Over the last century, the developed world has created remarkable municipal water systems that provide high quality, low cost water to every household that has a pipe. The only way in which 1970s bottled water companies could compete against these systems was by advertising: by convincing people, using beautiful actors and actresses, that one particular brand of bottled water is going to make them more popular, or sexier, or healthier.
The ploy worked a treat, and suddenly, people who had spent their whole life drinking clean, fresh water for almost nothing out of their taps, began flocking to supermarkets to buy almost exactly the same stuff, for 500 times the price, packaged up in a fancy plastic bottle.
Unlike most advertising-inspired fads, bottled water stuck around.

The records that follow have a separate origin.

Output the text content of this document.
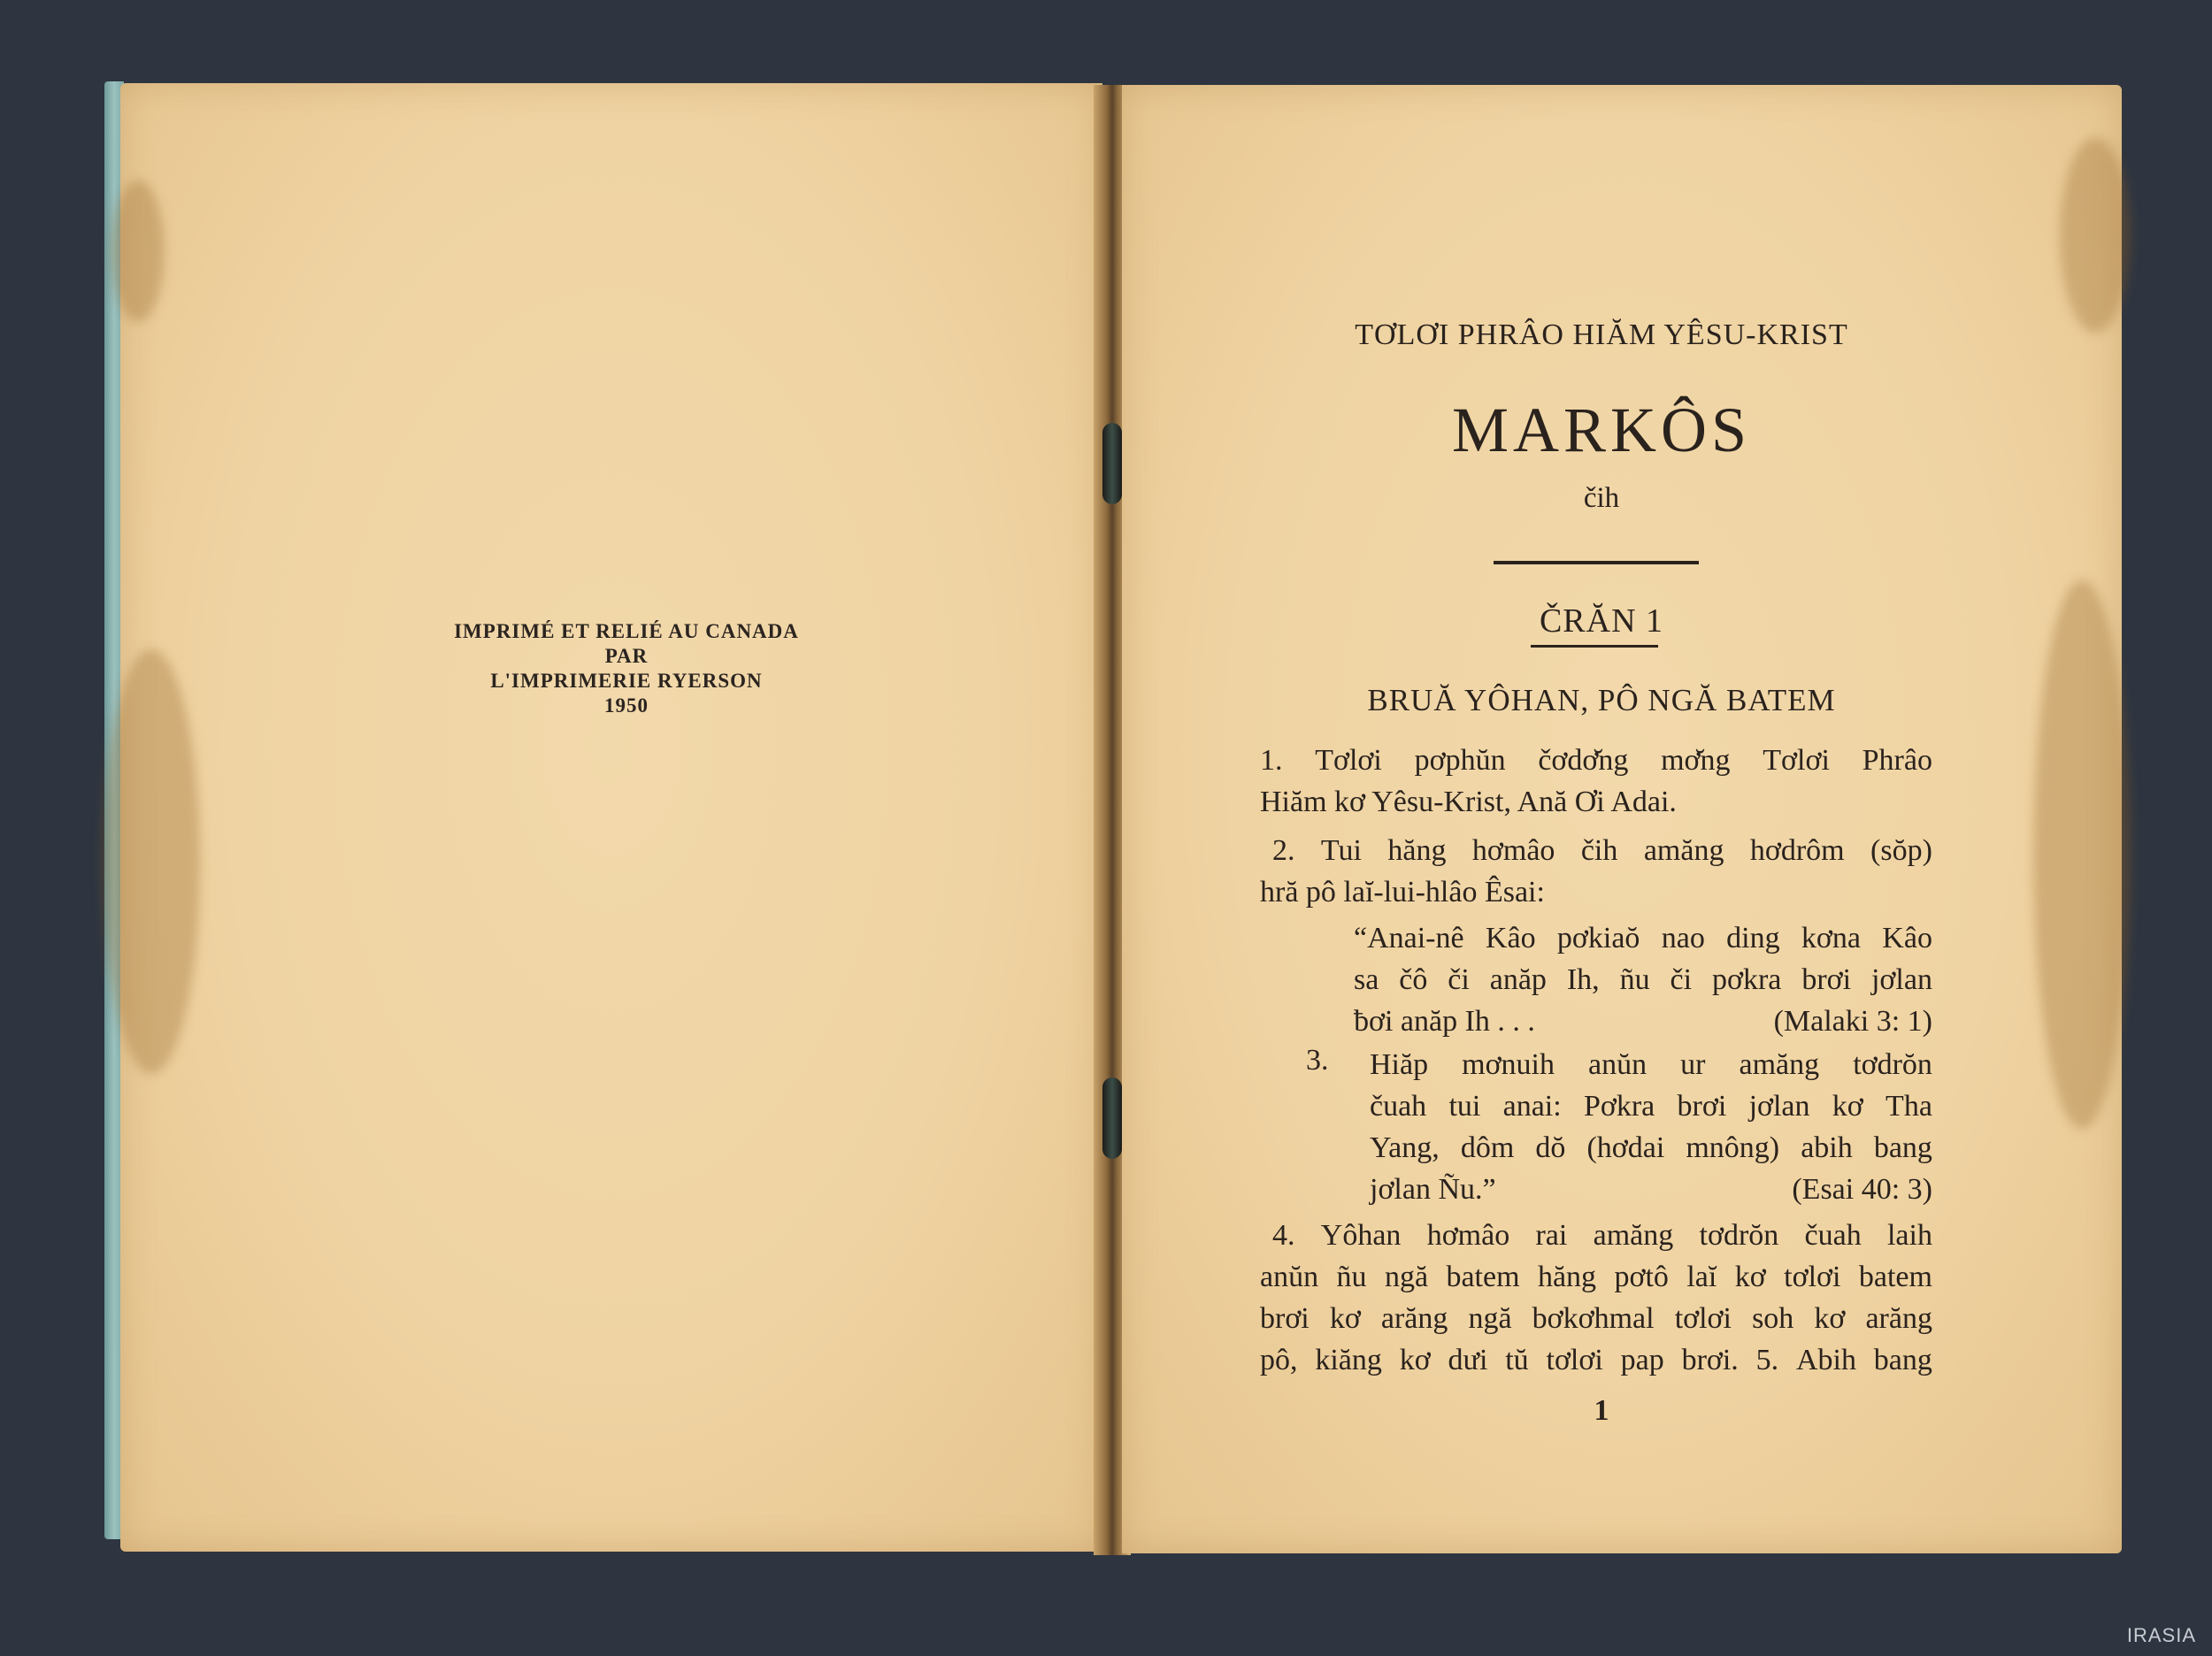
IMPRIMÉ ET RELIÉ AU CANADA
PAR
L'IMPRIMERIE RYERSON
1950
TƠLƠI PHRÂO HIĂM YÊSU-KRIST
MARKÔS
čih
ČRĂN 1
BRUĂ YÔHAN, PÔ NGĂ BATEM
1. Tơlơi pơphŭn čơdơ̆ng mơ̆ng Tơlơi Phrâo
Hiăm kơ Yêsu-Krist, Ană Ơi Adai.
2. Tui hăng hơmâo čih amăng hơdrôm (sŏp)
hră pô laĭ-lui-hlâo Êsai:
“Anai-nê Kâo pơkiaŏ nao ding kơna Kâo
sa čô či anăp Ih, ñu či pơkra brơi jơlan
ƀơi anăp Ih . . .	(Malaki 3: 1)
3. Hiăp mơnuih anŭn ur amăng tơdrŏn
čuah tui anai: Pơkra brơi jơlan kơ Tha
Yang, dôm dŏ (hơdai mnông) abih bang
jơlan Ñu.”	(Esai 40: 3)
4. Yôhan hơmâo rai amăng tơdrŏn čuah laih
anŭn ñu ngă batem hăng pơtô laĭ kơ tơlơi batem
brơi kơ arăng ngă bơkơhmal tơlơi soh kơ arăng
pô, kiăng kơ dưi tŭ tơlơi pap brơi. 5. Abih bang
1
IRASIA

Britain now consumes a stunning 3bn litres of bottled water per year, and the industry is worth around £2bn per year. Ironically, because of added salt and minerals, bottled water may actually be less healthy than the H20 found in our taps.
But at last, the tide is turning. In San Francisco, a pioneering city when it comes to the environment, the sale and distribution of single-use bottled water has been banned on city property since 2014 – and in London’s Borough Market, free drinking water fountains are being introduced this winter as part of a new pledge to phase out sales of all single-use plastic bottles over the next six months. Wherever “cool” San Francisco and Borough Market lead, others will surely follow; a push from the Government is all they need.
Historically, Conservatives have been rightly squeamish when it comes to interfering with free-market driven industries. But sometimes, the free market goes wrong, and in those cases, it is the duty of a responsibly Conservative Government to set it back on track. The free market’s greatest asset is its ability to adapt to change, and if Michael Gove did the sensible thing and used his reforming prowess to put a kibosh on the £2bn single-use plastic bottle industry, I have no doubt that new industries would eagerly fill the gap. I wouldn’t put it past the marketing departments, for example, to start telling us that only one brand of refillable bottle is “cool” – and I wouldn’t put it past us to fall for it.
While the country settles down next Sunday night for its weekly dose of sea worship, Michael Gove should be working on his action plan.